AMX-883

BRD9, a member of the bromodomain‑containing protein family, regulates chromatin remodeling and transcriptional programs that sustain leukemic stem cells. In acute myeloid leukemia, overexpression of BRD9 drives proliferative signaling and resistance to conventional agents, making it an attractive therapeutic target. Traditional inhibitors have struggled with selectivity and on‑target toxicity, prompting a shift toward targeted protein degradation, which can eradicate the protein entirely rather than merely blocking its activity.

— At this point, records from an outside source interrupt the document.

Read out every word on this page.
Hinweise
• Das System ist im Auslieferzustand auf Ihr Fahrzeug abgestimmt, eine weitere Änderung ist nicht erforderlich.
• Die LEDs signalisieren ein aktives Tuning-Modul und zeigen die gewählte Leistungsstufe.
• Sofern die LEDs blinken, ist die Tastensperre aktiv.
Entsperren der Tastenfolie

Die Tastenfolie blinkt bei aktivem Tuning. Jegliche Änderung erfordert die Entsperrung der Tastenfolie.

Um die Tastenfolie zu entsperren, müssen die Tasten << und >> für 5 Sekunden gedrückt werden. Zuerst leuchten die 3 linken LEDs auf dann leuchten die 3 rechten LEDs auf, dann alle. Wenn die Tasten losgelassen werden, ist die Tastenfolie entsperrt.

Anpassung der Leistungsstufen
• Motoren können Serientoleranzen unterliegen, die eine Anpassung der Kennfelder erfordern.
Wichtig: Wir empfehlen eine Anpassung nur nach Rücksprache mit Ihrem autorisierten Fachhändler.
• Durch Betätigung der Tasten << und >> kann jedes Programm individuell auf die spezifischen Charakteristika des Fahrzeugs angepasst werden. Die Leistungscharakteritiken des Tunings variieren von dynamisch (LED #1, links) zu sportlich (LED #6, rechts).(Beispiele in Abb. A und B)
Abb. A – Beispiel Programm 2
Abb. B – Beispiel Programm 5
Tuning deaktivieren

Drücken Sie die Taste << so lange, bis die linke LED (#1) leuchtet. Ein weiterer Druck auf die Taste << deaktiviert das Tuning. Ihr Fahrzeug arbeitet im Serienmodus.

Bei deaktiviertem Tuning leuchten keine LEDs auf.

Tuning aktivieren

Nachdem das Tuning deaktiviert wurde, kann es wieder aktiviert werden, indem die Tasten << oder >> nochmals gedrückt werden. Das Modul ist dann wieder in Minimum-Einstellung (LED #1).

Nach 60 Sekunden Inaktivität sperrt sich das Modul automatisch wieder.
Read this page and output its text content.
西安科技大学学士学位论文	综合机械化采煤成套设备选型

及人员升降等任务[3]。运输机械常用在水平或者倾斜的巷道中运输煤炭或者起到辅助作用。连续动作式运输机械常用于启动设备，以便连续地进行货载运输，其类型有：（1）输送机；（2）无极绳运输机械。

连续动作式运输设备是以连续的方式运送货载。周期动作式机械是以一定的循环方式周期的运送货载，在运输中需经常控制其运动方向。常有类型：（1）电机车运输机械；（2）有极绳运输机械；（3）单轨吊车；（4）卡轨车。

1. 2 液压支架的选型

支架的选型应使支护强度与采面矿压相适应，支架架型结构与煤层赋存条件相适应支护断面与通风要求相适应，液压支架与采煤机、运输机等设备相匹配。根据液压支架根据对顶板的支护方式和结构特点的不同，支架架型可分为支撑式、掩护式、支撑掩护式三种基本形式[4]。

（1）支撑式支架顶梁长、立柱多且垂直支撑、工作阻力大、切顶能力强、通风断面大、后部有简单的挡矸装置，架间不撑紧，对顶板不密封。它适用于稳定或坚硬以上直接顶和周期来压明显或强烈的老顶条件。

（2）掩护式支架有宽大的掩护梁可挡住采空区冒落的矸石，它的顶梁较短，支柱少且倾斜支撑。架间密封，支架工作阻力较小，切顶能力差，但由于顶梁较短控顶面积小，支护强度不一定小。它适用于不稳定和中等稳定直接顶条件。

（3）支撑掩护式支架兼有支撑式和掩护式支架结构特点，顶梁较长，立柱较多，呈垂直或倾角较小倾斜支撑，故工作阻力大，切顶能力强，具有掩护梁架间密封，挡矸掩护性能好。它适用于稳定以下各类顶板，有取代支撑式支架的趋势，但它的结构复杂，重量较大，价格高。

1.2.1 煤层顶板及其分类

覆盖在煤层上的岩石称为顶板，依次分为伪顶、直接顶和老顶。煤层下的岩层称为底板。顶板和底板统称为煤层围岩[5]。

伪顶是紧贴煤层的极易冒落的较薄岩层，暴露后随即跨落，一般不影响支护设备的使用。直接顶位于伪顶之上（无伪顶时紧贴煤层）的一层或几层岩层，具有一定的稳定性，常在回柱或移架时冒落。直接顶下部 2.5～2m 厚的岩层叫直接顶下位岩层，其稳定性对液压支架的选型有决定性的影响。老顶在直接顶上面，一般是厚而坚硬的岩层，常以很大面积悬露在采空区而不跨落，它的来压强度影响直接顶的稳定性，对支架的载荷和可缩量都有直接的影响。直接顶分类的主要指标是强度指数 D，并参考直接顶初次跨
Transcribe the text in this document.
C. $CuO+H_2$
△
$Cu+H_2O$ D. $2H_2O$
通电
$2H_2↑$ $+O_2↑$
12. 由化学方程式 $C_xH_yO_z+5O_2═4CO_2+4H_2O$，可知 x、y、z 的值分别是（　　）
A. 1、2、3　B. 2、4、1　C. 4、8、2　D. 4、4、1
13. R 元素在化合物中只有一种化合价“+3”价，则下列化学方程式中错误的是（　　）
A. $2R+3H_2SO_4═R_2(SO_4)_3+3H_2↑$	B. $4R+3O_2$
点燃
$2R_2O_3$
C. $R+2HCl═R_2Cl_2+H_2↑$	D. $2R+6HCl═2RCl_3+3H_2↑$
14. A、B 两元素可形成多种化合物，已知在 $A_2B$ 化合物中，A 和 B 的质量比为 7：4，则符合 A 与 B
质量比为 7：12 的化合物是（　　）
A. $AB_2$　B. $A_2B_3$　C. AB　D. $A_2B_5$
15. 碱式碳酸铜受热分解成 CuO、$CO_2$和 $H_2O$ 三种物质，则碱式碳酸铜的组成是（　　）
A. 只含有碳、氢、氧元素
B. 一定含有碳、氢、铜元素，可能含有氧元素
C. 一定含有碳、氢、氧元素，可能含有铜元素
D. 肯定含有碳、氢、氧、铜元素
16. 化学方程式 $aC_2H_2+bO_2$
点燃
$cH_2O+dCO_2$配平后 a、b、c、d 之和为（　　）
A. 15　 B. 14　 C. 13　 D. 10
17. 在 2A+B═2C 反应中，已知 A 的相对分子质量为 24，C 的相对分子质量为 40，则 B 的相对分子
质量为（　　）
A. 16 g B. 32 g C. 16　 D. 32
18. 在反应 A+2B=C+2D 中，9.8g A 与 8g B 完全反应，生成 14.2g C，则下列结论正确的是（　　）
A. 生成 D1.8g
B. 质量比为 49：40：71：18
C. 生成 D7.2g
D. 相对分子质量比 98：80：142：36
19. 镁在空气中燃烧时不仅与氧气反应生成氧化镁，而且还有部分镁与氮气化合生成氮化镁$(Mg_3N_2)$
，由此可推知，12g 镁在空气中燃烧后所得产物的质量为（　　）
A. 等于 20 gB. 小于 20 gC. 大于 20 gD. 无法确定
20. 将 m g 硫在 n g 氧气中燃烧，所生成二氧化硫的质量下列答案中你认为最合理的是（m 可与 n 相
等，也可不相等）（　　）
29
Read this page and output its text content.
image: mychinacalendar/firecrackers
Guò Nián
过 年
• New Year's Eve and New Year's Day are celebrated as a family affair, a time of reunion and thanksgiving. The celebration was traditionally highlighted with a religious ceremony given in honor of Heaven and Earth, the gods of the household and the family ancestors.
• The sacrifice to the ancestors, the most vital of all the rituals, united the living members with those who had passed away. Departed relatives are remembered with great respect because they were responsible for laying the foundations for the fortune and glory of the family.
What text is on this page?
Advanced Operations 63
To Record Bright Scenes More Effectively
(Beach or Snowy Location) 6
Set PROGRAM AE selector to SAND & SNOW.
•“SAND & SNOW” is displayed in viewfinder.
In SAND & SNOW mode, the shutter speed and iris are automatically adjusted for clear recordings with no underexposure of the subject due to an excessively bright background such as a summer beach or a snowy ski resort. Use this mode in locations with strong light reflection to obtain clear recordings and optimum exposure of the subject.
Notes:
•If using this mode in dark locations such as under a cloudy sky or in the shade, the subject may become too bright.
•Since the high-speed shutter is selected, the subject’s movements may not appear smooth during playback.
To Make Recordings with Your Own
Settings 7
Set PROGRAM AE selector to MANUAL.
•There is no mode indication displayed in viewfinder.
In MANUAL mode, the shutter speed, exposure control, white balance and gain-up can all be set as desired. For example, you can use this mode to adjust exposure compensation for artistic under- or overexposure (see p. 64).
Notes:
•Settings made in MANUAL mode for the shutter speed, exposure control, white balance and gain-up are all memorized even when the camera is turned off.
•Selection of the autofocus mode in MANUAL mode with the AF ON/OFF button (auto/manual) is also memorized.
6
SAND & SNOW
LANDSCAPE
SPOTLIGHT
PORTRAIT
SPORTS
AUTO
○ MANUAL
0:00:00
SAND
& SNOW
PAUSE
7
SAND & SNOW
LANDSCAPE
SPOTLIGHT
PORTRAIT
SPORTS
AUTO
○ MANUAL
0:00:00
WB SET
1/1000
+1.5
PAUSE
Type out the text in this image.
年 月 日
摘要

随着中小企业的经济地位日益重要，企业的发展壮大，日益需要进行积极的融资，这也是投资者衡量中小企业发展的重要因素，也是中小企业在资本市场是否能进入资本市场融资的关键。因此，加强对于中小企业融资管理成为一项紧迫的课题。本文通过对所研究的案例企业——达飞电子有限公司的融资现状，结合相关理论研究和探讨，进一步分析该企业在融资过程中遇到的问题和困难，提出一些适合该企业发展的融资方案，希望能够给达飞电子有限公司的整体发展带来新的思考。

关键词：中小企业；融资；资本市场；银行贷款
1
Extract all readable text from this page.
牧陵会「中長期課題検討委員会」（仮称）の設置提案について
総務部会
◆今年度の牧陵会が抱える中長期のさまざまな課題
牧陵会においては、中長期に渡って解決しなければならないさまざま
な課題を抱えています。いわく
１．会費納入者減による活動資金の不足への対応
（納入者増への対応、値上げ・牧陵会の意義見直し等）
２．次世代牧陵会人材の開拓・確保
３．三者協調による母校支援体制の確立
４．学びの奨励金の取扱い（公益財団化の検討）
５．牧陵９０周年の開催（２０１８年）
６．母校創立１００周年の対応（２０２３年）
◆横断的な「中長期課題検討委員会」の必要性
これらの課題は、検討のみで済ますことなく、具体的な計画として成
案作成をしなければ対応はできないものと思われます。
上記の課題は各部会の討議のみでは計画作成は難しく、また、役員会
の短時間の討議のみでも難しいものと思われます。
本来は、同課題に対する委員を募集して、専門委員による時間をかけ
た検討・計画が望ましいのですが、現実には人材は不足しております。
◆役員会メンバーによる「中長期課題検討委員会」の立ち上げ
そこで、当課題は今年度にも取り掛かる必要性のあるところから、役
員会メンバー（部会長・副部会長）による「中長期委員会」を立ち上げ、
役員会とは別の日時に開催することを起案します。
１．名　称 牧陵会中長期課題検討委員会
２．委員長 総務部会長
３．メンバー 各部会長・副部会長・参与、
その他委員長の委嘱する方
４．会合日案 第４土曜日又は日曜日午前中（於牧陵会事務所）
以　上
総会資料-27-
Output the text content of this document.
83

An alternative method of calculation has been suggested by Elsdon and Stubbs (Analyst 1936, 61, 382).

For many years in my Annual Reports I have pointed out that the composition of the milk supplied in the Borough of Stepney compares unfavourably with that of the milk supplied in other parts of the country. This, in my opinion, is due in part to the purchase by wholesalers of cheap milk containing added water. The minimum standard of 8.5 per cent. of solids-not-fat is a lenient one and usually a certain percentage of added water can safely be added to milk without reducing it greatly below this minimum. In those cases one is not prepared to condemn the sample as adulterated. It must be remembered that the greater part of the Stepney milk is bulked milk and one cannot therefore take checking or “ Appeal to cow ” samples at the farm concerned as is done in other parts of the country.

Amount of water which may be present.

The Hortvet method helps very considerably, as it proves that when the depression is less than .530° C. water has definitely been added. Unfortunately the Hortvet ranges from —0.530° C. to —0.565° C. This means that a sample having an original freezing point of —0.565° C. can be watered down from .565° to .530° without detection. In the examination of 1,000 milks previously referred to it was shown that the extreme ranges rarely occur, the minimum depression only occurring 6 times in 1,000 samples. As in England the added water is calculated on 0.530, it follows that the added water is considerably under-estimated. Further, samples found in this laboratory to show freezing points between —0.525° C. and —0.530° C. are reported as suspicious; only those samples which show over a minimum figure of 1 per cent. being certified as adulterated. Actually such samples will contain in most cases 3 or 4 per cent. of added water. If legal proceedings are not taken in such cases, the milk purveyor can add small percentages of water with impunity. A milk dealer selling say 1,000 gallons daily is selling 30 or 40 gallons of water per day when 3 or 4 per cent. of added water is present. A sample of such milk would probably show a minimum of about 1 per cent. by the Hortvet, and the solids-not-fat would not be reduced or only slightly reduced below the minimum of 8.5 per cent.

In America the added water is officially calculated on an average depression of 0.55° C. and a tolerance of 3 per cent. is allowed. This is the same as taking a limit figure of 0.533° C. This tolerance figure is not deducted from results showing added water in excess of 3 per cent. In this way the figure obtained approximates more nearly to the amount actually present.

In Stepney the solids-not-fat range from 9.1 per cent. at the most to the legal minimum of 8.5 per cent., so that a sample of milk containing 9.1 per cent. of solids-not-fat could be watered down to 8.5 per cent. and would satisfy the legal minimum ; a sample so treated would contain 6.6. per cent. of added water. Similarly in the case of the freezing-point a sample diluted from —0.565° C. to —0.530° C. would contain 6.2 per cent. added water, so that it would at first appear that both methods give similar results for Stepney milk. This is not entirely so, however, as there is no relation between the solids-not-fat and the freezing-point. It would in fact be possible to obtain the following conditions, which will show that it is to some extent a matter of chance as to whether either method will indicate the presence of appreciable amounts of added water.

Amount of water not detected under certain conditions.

Molecular‑glue degraders have emerged as a powerful modality, co‑opting cellular E3 ubiquitin ligases to tag disease‑relevant proteins for destruction. AMX-883 distinguishes itself by recruiting DCAF16, an understudied ligase that offers a complementary substrate profile to the more common CRBN and VHL recruiters. The oral formulation further differentiates the candidate, potentially allowing chronic outpatient dosing—a critical advantage in a disease where patients often endure intensive inpatient chemotherapy cycles.

If Amphista’s IND filing proceeds on schedule and clinical data confirm the preclinical promise, AMX-883 could reshape the AML therapeutic landscape. An effective, oral BRD9 degrader would not only address a high‑unmet‑need segment but also validate DCAF16 as a viable ligase for future drug‑discovery programs. Investors and competitors alike will watch the upcoming trials closely, as success could accelerate the broader adoption of DCAF16‑based molecular glues across oncology and beyond.